Le Chant des regrets éternels

 

wang anyi 2.jpegWang Anyi brosse ici le tableau de cinquante ans de l’histoire chinoise. Ce Chant des regrets éternels rappelle Vivre (1994) du cinéaste Zhang Yimou qui voit les dernières années de la guerre civile et les premiers temps de la Chine maoïste incarnées par l’histoire d’une famille chinoise. Ici, l’existence tragique de Ts’iao est le fil conducteur du récit : Ts’iao, élue troisième Miss Shanghai en 1946, devient, presque malgré elle d’abord et en pleine guerre civile, la concubine d’un dignitaire du régime, puis dans les années cinquante, modeste infirmière dans une des nombreuses ruelles de Shanghai. Pragmatique mais dénuée parfois de lucidité, Ts’iao est une femme au charme discret mais certain, aux choix esthétiques et aux goûts sûrs. Acceptant son sort, sans désir, elle cède pourtant et passivement aux illusions d’un bonheur toujours fugace, un « bonheur présent [qui] hypothèque l’avenir ». Séduisante, Ts’iao est aussi estimable car malgré cette « existence tout entière vouée à la peine » et « au malheur », elle demeure humaine et sans animosité. Du Grand Bond en avant au libéralisme économique en passant par les dix années de la Révolution culturelle, sa modeste chambre est le refuge d’abord d’un petit groupe d’amis qui se réunit pour prendre le thé et jouer clandestinement au Mahjong puis, à partir des années quatre-vingt, de jeunes gens qui y organisent des « party » et partagent la table de celle qui pourrait être leur mère.

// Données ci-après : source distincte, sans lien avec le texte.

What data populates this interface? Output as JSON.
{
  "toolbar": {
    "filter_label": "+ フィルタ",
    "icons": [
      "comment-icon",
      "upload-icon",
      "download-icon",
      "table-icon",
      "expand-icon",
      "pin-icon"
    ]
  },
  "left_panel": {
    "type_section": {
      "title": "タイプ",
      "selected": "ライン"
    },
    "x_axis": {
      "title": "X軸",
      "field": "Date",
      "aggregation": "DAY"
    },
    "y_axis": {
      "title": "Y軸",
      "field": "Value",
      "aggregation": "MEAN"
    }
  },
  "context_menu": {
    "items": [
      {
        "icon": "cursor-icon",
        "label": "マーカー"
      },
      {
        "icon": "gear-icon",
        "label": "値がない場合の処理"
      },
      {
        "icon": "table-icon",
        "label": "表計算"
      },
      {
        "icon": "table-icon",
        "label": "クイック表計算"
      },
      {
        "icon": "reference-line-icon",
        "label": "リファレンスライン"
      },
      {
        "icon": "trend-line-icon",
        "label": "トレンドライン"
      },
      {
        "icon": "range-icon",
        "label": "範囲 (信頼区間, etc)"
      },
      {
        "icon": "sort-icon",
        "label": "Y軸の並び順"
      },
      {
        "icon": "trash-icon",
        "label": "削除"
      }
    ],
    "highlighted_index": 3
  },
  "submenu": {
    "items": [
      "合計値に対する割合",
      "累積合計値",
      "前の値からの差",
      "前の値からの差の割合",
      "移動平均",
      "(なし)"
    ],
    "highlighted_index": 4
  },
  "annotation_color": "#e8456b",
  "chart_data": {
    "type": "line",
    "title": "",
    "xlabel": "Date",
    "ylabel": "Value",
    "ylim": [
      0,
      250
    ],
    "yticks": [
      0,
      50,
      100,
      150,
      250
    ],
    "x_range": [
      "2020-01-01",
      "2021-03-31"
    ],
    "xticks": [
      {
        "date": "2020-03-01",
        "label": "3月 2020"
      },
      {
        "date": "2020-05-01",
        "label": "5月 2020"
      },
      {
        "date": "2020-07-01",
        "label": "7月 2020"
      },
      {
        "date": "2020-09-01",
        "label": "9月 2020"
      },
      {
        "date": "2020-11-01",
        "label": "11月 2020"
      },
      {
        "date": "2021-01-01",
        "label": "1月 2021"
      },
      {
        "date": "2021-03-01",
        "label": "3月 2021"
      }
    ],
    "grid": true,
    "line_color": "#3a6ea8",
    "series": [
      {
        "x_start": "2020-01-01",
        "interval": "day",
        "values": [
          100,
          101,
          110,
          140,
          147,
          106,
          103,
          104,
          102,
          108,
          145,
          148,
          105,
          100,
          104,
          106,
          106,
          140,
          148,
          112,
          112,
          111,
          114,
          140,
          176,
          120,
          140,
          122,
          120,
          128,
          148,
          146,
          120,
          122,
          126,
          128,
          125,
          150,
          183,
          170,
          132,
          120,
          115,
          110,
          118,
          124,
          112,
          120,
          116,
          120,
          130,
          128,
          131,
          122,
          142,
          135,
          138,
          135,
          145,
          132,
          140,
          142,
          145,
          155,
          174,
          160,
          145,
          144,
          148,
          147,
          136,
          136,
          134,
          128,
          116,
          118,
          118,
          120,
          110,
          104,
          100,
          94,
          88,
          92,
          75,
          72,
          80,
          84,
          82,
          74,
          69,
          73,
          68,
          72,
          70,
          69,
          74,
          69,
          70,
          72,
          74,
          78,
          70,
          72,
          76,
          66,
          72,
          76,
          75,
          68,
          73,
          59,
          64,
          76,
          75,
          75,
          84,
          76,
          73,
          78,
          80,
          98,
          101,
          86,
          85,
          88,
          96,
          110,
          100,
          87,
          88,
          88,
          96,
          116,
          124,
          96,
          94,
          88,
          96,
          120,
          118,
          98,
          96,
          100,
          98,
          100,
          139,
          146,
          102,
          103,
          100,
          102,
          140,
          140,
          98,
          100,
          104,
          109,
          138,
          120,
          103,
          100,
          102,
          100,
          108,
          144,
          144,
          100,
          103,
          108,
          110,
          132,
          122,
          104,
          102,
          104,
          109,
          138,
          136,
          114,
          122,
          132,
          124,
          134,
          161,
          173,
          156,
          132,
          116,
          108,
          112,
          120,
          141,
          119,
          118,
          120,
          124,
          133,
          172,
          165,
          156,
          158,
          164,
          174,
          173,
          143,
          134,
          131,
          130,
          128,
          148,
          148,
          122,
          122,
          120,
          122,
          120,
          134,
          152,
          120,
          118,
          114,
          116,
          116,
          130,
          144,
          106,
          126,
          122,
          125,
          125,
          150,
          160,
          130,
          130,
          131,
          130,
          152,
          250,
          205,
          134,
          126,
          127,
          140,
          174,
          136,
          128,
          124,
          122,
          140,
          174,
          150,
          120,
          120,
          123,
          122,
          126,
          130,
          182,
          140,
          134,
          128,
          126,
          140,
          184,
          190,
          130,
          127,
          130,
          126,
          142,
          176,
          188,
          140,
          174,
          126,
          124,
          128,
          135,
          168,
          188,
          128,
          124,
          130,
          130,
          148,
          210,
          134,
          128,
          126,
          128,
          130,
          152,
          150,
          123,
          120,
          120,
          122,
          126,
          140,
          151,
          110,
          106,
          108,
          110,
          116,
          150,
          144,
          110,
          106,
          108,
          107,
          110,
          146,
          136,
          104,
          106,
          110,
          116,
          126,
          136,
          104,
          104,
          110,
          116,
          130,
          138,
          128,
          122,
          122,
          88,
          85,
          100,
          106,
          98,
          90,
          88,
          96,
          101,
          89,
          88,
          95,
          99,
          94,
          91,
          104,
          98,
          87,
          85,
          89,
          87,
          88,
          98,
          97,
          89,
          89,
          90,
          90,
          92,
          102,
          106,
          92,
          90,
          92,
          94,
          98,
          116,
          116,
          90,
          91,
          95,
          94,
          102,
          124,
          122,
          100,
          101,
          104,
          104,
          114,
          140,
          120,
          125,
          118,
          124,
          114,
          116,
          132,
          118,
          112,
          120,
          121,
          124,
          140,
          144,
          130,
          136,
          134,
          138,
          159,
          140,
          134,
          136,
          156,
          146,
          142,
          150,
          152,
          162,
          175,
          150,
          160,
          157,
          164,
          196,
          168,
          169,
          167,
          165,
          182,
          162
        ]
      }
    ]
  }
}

À travers la fenêtre ouverte de cet havre de paix intemporel, montent les bruits de la ville, Shanghai, l’autre personnage du roman. Il y a bien sûr les remous politiques, ceux de la terrible et « grande révolution de 1966 » qui s’attaque « à l’âme des gens », puis, après la mort de Mao et la mise à l’écart de la Bande des Quatre, le son abrutissant des téléviseurs qui au cœur de chaque foyer restent allumés toute la journée durant.

Dehors Shanghai se transforme. Se dégrade. Se modernise. La ville et ses habitants changent. La modernité impose ses nouveaux dogmes aux esprits soucieux de vitesse et de quantité, la société n’est plus seulement une société de consommation mais déjà une société de gaspillage…Shanghai devient prospère, une ville où la respectabilité ne s’achète plus avec le petit livre rouge mais avec l’argent. Pourtant, comme le dit l’un des nombreux personnages du livre : « la situation peut changer d’un moment à l’autre. Maintenant règne une certaine liberté, mais bien malin qui peut dire quand les têtes pensantes de l’Etat vont rouvrir les prisons ». Dans les ruelles éternelles de Shanghai, il se passe toujours « des choses inavouables et toutes ces mousses qui poussent à l’ombre, comme des cicatrices sur des blessures, évoquent autant de douleurs qui ne s’effaceront qu’avec le temps ». Au-dessus de la ville volent toujours les pigeons : « aucun drame, avec ses tenants et ses aboutissants, ne pouvaient échapper à leur regard ». 

Le Chant des regrets éternels est empreint de nostalgie et de mélancolie, « une main tendue pour rattraper le temps fuyant sans retour ».

 

Traduit du chinois par Yvonne André et Stéphane Lévêque, éditions Philippe Picquier, 2006, 676 pages, 23 €.